It's actually been going on for about 20 years or more! And the points made are not off-topic!
The obsession with creating nominal graduates has created a serious shortage of people with real skills, particularly in practical/craft areas. To make matters worse , there has, over the past decade or so, been a 'cul' of teachers and lecturers with genuine craft skills, in favour of the more complaint 'graduates' who think it's acceptable to be 'one page ahead of the students' in the subjects they deliver.
The net result is a severely depleted skills-base!
There is no single reason why kids might not want to take over the family business...
Very often children do not want to follow their parents into businesses that have been disruptive to family life. - The catering trade for example - long nights in the takeaway and/or restaurant, days sent doing the prep work etc.
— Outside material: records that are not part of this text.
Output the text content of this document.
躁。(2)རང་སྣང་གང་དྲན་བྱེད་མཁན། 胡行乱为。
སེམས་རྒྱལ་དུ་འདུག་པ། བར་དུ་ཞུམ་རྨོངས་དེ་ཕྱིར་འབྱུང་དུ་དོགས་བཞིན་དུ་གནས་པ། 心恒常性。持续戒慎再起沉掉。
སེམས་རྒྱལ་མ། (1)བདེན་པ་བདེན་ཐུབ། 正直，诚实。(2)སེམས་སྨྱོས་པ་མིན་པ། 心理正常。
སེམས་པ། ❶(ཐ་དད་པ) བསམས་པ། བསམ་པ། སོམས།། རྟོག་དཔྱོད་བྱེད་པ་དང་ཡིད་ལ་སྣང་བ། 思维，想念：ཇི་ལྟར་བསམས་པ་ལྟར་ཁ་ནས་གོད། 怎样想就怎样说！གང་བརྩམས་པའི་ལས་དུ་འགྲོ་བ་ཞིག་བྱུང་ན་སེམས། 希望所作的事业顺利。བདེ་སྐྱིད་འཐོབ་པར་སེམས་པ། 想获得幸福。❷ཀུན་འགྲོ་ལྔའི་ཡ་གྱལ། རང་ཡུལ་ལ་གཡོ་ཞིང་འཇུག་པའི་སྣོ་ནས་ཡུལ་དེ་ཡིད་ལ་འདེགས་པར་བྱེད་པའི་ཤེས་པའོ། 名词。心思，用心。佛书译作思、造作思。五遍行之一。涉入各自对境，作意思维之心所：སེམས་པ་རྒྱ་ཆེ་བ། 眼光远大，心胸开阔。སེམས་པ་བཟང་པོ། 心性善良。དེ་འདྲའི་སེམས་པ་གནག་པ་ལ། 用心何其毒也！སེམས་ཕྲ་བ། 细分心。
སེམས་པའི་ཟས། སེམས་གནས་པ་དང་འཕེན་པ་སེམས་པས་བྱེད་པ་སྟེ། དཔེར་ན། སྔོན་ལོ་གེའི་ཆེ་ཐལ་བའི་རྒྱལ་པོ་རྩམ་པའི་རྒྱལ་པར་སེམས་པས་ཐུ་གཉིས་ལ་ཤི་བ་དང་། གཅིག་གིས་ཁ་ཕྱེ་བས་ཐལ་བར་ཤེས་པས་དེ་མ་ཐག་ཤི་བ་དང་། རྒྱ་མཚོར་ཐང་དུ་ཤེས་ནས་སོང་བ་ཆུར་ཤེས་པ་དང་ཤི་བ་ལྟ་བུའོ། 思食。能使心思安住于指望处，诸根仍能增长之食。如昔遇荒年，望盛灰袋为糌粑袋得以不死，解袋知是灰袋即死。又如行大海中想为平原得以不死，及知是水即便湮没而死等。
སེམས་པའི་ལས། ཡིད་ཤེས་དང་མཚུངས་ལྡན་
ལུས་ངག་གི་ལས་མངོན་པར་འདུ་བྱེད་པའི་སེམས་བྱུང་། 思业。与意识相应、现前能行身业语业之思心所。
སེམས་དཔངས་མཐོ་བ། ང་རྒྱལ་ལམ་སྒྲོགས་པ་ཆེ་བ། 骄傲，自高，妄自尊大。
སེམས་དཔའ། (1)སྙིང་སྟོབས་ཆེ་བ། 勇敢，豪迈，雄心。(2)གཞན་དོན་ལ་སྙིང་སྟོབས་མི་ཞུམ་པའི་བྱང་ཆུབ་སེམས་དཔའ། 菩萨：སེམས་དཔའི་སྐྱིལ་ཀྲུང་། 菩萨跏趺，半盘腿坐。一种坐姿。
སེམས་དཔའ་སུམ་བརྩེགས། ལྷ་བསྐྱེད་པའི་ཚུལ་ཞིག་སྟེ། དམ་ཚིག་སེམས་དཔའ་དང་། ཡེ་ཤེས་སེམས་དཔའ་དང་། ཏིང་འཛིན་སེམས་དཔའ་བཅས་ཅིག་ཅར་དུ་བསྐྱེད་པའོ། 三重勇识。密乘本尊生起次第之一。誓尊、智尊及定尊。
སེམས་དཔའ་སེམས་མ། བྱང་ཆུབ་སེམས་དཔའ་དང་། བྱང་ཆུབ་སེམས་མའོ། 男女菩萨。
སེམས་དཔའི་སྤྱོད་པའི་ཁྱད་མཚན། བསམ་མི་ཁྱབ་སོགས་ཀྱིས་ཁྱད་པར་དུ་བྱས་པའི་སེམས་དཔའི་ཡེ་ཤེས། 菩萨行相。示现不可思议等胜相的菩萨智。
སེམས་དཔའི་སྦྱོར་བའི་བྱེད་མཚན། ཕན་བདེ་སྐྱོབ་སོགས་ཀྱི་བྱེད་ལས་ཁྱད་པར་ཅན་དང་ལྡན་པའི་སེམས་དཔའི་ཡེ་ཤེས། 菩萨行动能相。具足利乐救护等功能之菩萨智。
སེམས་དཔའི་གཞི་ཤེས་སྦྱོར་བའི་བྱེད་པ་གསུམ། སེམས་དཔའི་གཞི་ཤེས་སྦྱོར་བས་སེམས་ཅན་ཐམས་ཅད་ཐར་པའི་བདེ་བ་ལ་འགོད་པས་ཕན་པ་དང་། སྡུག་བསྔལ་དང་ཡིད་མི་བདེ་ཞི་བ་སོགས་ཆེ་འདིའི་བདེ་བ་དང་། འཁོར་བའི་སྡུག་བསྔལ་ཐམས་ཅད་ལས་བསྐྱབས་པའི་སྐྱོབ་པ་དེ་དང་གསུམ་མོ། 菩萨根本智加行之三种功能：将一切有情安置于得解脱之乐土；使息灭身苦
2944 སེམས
When children are 'obliged' by one means of another to serve the family business, they can develop the mentality of it being a chore; sheer grind they resent and want freed from. In other cases, I've known of people who isolated their children completely from the business, sent them to private schools, lodged them with 'houseparents' and wound up producing spoilt, narcissistic, self-entitled brats who simply want to asset-strip the business.
Then there is the plain and simple fact that the best-adjusted child is likely to be an individual, and when it comes to them, there is no 'one size fits all' set of reasoning... My own daughter will, by her own volition, follow me into some aspect of pretty-much the same industry. But she will not have the technical skills necessary to do what I do. - Mind you, I don't have the technical skills necessary to do what she does!
Again... Running ANY business is down to your skillset! For instance, the roads are littered with the corpses of dead pubs, restaurants and takeaways... Why? 'Everybody' eats and drinks and thinks they could play mein host with ease! Reality is a bit different! - I only know that because I grew up with family in these trades and know what a scary-hard slog they really are!